O celular é tão companheiro, tão cúmplice de tudo que você faz, que hoje em dia ordem de prisão já chega junto com a apreensão do celular. E se conseguir sair com habeas corpus, não vai ser fácil sair com seu “comparsa” digital no bolso. Não é surpresa pra ninguém que seu celular sabe mais da sua vida do que seu cônjuge. O que acaba dando àquela outra pessoa, por reciprocidade, o direito de silêncio sobre seu homônimo pessoal. A legitimidade dessa união pode nem estar na letra da lei, mas com certeza, é amplamente reconhecida na sociedade.
E durante a pandemia, quando todo mundo ficou dentro de casa, junto com a família? A proximidade com o celular aumentou mais ainda no Brasil. Pelo menos é o que se pode presumir a partir dos dados de uma pesquisa nacional realizada pelo site Mobile Times. A pesquisa, sobre o uso de apps, mostrou que nos anos de lockdown o uso de streaming no celular subiu de 45% para 69% dos aparelhos de pessoas com mais de 16 anos. Depois teve uma queda e está estabilizado em 66%. Ou seja, de cada três aparelhos, 2 estão com aplicativos de streaming. Chama atenção o fato de que 10% desses aparelhos têm 5 ou mais assinaturas diferentes, com uma média de 2,3 assinaturas diferentes entre esses 66%. Nas classes D e E, que são as menores faixas de renda, a proporção de aparelhos com aplicativos de streaming também é alta, chegando a 56%. Conforme aumenta a faixa de renda, também cresce o número de celulares com apps para assistir a filmes e séries, chegando a 74% nas faixas A e B.
Os aplicativos de música também foram baixados com mais frequência durante a pandemia. Subiram de 26% para 43%. É verdade que esses apps também são usados para ouvir podcasts, mas a maioria das pessoas só ouve músicas. De qualquer forma esses dados apontam que, mesmo na presença de pessoas conhecidas, aqueles hábitos mais individuais não são esquecidos. Talvez o celular seja ainda mais atraente porque é muito discreto e tem muita qualidade na execução dessas tarefas. Além da praticidade de trazer tão facilmente qualquer atividade diferente para sua tela, de notícias a videogames. A pesquisa apurou que a quase totalidade, ou 98% dos celulares das pessoas com mais de 16 anos, já baixaram aplicativos de qualquer tipo.

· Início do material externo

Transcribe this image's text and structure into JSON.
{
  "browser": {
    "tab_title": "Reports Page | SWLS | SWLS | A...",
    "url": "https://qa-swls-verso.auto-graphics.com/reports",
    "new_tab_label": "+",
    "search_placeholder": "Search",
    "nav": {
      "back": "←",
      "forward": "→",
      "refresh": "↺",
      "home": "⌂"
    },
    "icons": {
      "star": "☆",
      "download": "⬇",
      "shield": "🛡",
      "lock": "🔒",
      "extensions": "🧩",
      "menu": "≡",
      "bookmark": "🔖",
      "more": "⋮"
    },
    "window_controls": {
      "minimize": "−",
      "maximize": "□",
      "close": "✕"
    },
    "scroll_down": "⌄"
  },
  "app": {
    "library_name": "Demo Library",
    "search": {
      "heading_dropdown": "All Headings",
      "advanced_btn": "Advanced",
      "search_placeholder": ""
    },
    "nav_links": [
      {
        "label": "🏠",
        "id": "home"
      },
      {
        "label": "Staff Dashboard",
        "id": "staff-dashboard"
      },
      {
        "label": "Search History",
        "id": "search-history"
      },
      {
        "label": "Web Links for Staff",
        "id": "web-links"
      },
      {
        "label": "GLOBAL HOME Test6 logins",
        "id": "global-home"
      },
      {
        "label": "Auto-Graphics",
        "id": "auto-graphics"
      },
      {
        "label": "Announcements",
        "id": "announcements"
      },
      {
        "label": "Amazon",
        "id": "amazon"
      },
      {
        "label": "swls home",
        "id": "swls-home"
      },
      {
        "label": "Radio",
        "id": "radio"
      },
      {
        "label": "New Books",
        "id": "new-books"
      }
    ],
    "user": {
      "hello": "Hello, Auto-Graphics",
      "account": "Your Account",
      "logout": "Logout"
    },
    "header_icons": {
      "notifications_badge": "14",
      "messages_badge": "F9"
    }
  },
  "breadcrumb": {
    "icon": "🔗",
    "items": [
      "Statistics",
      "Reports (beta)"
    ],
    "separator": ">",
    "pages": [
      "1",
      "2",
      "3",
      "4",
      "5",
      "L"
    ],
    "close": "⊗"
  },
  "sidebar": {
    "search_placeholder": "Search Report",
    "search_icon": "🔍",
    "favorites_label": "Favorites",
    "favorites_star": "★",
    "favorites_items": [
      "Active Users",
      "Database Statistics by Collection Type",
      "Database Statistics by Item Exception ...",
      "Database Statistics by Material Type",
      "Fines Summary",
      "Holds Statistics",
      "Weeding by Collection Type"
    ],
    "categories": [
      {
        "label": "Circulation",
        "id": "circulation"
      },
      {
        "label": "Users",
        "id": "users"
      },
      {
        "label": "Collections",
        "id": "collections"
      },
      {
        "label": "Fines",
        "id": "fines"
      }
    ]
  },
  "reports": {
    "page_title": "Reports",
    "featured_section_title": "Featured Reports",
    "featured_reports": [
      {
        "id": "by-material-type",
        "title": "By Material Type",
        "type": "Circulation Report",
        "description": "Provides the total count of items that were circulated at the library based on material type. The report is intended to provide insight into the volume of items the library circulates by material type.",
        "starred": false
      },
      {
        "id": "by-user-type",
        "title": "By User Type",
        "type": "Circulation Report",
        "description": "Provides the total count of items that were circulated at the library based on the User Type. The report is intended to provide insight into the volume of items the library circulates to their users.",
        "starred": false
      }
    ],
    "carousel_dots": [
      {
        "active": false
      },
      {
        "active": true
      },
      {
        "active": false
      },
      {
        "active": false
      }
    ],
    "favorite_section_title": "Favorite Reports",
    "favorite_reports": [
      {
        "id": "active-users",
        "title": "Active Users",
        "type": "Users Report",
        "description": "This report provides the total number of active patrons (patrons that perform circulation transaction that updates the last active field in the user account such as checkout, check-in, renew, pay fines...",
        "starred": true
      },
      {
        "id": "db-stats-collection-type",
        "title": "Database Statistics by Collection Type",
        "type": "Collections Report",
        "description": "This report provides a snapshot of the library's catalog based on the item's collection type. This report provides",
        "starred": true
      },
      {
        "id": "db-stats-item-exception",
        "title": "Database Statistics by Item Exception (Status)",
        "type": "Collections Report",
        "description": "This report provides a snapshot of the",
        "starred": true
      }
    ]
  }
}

O perfil desses aplicativos é predominantemente de gratuito, sem publicidade, mas com a opção de recursos extras que podem ser comprados. O aplicativo gratuito é a preferência da grande maioria dos pesquisados. Isso tem muito a ver com a grande disponibilidade de similares gratuitos. Os que nunca pagaram para baixar nada afirmam que não veem necessidade de gastar dinheiro com isso. Uma pequena faixa desses entrevistados afirmou que poderia mudar de ideia se tivesse a oportunidade de uma degustação. Não querem arriscar pagar por um serviço que pode ser logo esquecido e sair da própria rotina.
Essa relação com o celular parece ser única na história da humanidade. Por um lado é semelhante com o que acontece com objetos de uso intensivo, caso de roupas e sapatos. Quanto mais você usa, maior é a sua vontade de trocar pelo primeiro similar que aparecer na sua frente. A diferença está no fato de que o celular não serve apenas para uma forma de uso. Pelo contrário, é um multitarefas que vive adulando você, trazendo tudo que você imaginar. Muitas pessoas guardam pela vida toda cadernos dos tempos de escola, alguns até exclusivos para mensagens de amigos. Entre os homens, quem já teve um canivete suíço dificilmente joga fora, mesmo que ganhe outro melhor. Mas o celular, definitivamente, não é um objeto capaz de gerar vínculos afetivos. Ou você conhece muitas pessoas que têm o hábito de guardar celulares antigos?
A sexta geração da telefonia móvel, que já está em fase bem avançada, deve trazer entre seus recursos a holografia. Imagine o seu celular 6G projetando imagens em 3 dimensões. É algo muito curioso mas pode não se revelar muito útil. Como foi a televisão 3D. Chegou no Brasil num momento oportuno, quando a super produção Avatar fez sucesso nos cinemas com versões em 3D. Mas pouca gente levou esse hábito pra casa. Comercialmente a TV 3D foi um fogo de palha, como se dizia na roça.
A máquina que parece ter gerado o maior encantamento humano, principalmente para os homens, é o automóvel. Será que é porque automóvel também dá muito trabalho e despesas para seu dono? Isso seria uma prova de que tudo aquilo que não dá trabalho, não cria problemas, também não vira paixão? Para ter certeza, ainda vai demorar. Precisa ver se os carros autônomos vão ser preservados tanto quanto os carros que hoje são antigos, guardados por tantos colecionadores.